Question

The equation of a straight line passing through the point (-5,4) and which cuts off an intercept of $\sqrt{2}$ unit between the lines $x+y+1=0$ and $x+y-1=0$ is:

• A. $2x-y+14=0$
• B. $3x+y+11=0$
• C. $x-y+9=0$
• D. $4x+5y=0$

Answer 1

The correct option is C $x-y+9=0$

Let the given point be $A=(-5,4)$ and the given lines be,

$L_1:x+y+1=0$ and

$L_2:x+y-1=0$

Observe that, $A\in L_1$.

If segment $AM\perp L_2,$ $M\in L_2,$ then, the distance $AM$ is given by,

$\Rightarrow$ $AM=\frac{|-5+4-1|}{\sqrt{1^2+1^2}}=\frac{2}{\sqrt{2}}=\sqrt{2}$

This means that if $B$ is any point on $L_2,$ then, $AB>AM.$

In other words, no line other than $AM$ cuts off an intercept of length $\sqrt{2}$ between $L_1,$ and $L_2$ or $AM$ is the required line.

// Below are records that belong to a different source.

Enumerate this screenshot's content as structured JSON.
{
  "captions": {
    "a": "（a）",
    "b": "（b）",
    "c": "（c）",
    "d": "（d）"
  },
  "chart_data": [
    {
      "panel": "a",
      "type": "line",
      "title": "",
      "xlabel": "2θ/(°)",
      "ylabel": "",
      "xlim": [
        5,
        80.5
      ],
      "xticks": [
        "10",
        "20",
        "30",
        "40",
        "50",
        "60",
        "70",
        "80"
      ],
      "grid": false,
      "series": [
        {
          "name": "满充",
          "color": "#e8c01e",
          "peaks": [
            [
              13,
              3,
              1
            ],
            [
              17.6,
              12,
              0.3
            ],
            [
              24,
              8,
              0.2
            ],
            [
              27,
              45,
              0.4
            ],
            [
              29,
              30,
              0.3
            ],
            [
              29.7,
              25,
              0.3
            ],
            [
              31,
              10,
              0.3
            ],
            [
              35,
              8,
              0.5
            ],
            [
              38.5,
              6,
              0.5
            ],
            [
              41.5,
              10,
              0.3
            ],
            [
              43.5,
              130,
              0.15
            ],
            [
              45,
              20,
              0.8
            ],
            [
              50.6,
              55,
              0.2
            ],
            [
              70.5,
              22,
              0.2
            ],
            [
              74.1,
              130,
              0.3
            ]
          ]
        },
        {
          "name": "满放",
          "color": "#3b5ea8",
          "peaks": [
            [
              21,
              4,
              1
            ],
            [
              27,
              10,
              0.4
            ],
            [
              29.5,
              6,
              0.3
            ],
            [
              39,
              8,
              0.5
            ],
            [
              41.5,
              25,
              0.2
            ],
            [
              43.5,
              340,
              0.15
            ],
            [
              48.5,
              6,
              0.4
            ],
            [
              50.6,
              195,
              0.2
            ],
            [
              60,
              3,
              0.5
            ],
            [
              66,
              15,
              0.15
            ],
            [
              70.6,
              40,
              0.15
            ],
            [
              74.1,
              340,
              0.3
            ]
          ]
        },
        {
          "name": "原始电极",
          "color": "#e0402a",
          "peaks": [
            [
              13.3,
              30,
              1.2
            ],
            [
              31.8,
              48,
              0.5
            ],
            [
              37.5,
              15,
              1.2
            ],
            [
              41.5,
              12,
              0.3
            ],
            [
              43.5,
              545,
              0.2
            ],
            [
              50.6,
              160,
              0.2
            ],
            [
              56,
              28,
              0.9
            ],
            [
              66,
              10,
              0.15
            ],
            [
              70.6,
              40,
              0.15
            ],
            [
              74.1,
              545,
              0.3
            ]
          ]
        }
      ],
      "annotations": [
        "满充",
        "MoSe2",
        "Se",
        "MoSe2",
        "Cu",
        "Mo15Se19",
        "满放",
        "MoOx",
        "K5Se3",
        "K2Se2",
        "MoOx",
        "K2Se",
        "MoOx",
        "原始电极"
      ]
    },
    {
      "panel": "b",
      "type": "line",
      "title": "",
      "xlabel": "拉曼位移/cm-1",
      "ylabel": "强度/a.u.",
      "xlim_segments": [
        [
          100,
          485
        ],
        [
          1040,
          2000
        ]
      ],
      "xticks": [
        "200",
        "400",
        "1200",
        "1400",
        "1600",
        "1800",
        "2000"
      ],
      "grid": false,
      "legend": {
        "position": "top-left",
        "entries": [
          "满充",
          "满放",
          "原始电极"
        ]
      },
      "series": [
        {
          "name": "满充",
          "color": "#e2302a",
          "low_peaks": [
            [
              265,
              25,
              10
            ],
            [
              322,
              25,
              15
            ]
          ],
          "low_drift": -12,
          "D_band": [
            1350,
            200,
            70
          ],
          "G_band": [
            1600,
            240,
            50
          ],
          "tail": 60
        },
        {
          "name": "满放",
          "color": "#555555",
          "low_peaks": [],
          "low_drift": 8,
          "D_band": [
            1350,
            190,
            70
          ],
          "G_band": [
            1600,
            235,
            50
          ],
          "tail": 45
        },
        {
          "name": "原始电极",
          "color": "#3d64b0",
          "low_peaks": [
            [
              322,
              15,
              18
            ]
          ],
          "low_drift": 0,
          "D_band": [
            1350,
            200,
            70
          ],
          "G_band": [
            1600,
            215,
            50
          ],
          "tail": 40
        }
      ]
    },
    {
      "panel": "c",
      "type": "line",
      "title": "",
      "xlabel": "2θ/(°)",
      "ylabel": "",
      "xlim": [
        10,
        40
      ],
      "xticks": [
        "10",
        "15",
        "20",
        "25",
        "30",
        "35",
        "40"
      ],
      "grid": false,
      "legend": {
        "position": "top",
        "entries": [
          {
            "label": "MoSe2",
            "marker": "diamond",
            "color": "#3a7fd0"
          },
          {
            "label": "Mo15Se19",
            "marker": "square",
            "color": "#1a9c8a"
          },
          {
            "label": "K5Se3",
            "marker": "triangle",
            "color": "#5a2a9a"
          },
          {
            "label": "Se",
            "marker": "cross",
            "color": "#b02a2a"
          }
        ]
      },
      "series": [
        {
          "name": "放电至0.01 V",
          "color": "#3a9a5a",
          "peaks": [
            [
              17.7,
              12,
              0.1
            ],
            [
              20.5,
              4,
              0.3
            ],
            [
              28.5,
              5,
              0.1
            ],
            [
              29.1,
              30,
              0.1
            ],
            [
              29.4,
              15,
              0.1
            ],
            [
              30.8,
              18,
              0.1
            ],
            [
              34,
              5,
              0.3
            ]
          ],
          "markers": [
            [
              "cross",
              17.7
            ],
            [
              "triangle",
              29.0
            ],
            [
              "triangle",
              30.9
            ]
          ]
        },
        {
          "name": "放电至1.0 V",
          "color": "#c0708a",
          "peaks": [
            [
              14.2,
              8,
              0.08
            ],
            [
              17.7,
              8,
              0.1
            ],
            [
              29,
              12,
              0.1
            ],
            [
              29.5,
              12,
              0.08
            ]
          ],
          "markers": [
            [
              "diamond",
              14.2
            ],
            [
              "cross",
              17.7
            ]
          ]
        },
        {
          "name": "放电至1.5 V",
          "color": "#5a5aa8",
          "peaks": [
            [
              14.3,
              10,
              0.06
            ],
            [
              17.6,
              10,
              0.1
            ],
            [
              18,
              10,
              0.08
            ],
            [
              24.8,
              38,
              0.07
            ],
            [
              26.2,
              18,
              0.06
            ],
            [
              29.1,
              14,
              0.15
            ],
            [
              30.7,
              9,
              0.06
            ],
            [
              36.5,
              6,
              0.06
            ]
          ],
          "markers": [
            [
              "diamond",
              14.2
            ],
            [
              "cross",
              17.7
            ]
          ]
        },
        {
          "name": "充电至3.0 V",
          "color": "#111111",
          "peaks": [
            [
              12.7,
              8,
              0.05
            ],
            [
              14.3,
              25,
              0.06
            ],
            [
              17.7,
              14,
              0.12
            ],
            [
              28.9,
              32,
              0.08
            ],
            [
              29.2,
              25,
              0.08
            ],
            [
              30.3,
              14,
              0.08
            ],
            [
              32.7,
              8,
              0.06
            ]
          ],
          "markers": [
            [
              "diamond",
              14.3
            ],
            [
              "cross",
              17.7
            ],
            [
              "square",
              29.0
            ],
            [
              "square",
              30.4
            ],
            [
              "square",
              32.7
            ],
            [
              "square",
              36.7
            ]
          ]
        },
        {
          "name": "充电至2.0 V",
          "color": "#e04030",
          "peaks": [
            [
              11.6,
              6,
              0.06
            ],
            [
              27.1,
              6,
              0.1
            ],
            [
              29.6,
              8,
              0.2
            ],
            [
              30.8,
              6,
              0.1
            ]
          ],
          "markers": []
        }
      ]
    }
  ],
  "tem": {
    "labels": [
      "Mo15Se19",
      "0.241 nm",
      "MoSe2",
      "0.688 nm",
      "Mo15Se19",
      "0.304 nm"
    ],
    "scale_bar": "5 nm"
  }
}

To determine the equation of $AM,$ we need to find the co-ordinates of the point $M$.

Since, $AM\perp L_2,$ and the slope of $L_2$ is $-1,$ the slope of $AM$ must be $1.$

Further, $A(-5,4)\in AM$

By the slope-point form the equation of the required line is,

$\Rightarrow$ $y-4=1(x-(-5\left)\right)$

$\Rightarrow$ $y-4=x+5$

$\Rightarrow$ $x-y+9=0$